折れた獅子
ゴゴゴゴゴゴ──。
ドックの底から、地鳴りのような重低音が響き渡った。
ゼノが引き下ろした漆黒のレバー。それが、何十年もの間アトラスの大気を濾過し続けてきた第一リアクターの心臓を、物理的に完全に遮断したのだ。
激しく回転していた真鍮のギアが、軋む金属音を立ててその速度を落としていく。
同時に、ドック全体を支えていた気圧が急激に変化し、岩盤がきしみ始めた。天井から、赤錆びたボルトや大小の岩片が、激しい雨のようにバラバラと落下して床の水溜まりを跳ね上げる。
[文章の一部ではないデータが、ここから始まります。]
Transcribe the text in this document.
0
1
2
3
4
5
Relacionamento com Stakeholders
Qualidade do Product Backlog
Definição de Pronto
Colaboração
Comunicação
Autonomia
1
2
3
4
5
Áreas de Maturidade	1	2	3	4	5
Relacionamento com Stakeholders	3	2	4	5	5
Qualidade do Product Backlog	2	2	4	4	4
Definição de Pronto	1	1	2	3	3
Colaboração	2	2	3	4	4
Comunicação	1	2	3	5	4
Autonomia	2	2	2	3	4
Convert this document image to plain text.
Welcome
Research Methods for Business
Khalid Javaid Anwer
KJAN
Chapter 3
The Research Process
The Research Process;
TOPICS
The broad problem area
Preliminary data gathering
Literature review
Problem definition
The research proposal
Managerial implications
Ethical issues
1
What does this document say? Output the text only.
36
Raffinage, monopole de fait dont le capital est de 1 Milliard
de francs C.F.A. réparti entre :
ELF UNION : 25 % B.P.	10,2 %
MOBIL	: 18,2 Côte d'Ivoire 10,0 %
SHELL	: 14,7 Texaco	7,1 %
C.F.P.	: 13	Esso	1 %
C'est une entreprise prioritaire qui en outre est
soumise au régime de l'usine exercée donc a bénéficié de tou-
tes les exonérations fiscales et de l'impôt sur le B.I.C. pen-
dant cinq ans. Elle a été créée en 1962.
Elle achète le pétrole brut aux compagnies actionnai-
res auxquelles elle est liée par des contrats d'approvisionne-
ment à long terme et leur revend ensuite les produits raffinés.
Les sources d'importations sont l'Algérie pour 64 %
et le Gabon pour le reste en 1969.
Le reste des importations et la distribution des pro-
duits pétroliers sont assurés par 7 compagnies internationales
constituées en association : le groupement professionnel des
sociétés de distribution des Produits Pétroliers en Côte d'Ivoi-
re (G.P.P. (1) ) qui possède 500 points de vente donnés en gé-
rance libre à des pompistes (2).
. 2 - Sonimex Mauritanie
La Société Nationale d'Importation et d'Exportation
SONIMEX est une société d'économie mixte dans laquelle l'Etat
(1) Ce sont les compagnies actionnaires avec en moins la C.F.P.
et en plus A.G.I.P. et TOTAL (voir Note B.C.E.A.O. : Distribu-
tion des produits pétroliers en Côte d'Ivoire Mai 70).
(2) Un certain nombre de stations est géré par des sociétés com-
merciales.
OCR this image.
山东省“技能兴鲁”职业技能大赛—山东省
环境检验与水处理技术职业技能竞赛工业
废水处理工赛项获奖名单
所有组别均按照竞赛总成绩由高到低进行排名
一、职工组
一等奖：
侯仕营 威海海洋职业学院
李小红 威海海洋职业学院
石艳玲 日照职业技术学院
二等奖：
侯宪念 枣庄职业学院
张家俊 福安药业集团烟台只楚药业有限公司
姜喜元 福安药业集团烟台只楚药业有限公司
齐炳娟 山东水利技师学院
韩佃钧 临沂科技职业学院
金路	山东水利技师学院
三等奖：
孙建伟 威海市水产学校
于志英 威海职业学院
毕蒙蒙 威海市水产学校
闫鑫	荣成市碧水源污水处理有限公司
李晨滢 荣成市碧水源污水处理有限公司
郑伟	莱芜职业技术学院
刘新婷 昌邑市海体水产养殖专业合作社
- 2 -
「莫迦な……! 本当にアトラスの心臓を止めおったか!」
ギデオンが初めてその冷徹な仮面を剥ぎ取り、驚愕の声を上げた。
彼の頭上に巨大な岩塊が落下するが、スレートグレーの甲冑から展開された魔導シールドがそれを弾き飛ばす。
「全員後退! ドック全体の支柱が崩壊するぞ! 脱出経路を確保しろ!」
ギデオンは即座に合理的な判断を下し、部隊に後退を命じた。崩落する瓦礫の壁が、ギデオンの部隊と、ゼノたちがいるコンソールの間を物理的に遮断していく。
「エリアナ! 今よ!」
ミラが崩落の煙の中で叫んだ。
「ゼノを連れて退きなさい! この混乱に乗じて彼を我々の管理下に置けば、たとえ第一リアクターが止まろうとも、別の拠点にある遺物で王国再興の旗は──」
「違うわ、ミラ!」
エリアナは激しく首を振った。
彼女の視線の先では、崩落する岩片を避けて逃げ惑う若い抵抗組織の兵士たちが、次々と瓦礫に足を挟まれて倒れ込んでいた。悲鳴と怒号が、暗いドックの中に反響する。
左手首に結びつけられた「折れた木剣の柄」が、彼女の皮膚をきつく締め付け、血を滲ませるような痛みを伝えてくる。
父ダリウスの背中。あの滅亡の日、王国のために死んでいった無数の騎士たちの冷たい死顔が、脳裏をかすめる。
(私は、また同じ過ちを繰り返すの?)
(王国という、すでに滅びた夢の旗を守るために、いま目の前で生きている彼らを犠牲にするの?)
「エリアナ! 早くしなさい!」
ミラの鋭い催促。
だが、エリアナの琥珀色の瞳から、迷いは完全に消え去っていた。
「……折れたる獅子! 全員、戦闘を中止して撤退しなさい!」
エリアナは喉が裂けるほどの声で叫んだ。
「怪我人を担いで、今すぐこの旧水門から脱出するのよ! 生きてここを出なさい!」
「エリアナ!」
ミラが信じられないという表情で叫ぶ。
「王国再興の悲願を、ここで捨てるというの!?」
「旗は何度だって立て直せるわ!」
エリアナは鎖鞭剣を鞘に納め、真っ直ぐにミラを見つめた。
「だけど、死んだ人間は二度と直らない! 壊れた機械とは違うのよ! 私はこれ以上、同胞の命を夢の生贄にはしない!」
それは、かつて通信機を修理した夜にゼノが漏らした、静かな痛みの言葉への、彼女なりの答えだった。
王国再興の冷酷な指導者ではなく、目の前の命を救うための、真の「指揮官」としての決断。
エリアナの命令に従い、古参兵たちが怪我人を抱え上げ、崩落するドックから次々と退却し始めた。ミラは悔しげに歯を食いしばったが、エリアナの揺るぎない眼光に圧され、最後に短く吐き捨てて退避の指揮へと戻った。
「ゼノ!」
エリアナは瓦礫の雨の中を駆け抜け、コンソールにしがみついているゼノの手を強く掴んだ。
「行くわよ! ここももう持たないわ!」
「ああ……。第一リアクターは完全に眠った。中枢の底へ抜ける安全なハッチがこっちにあるはずだ!」
ゼノはレンチを工具袋にねじ込み、エリアナの手をしっかりと握り返した。
二人は崩れ落ちるドックの背後を振り返ることなく、暗い中枢の奥へと走り出した。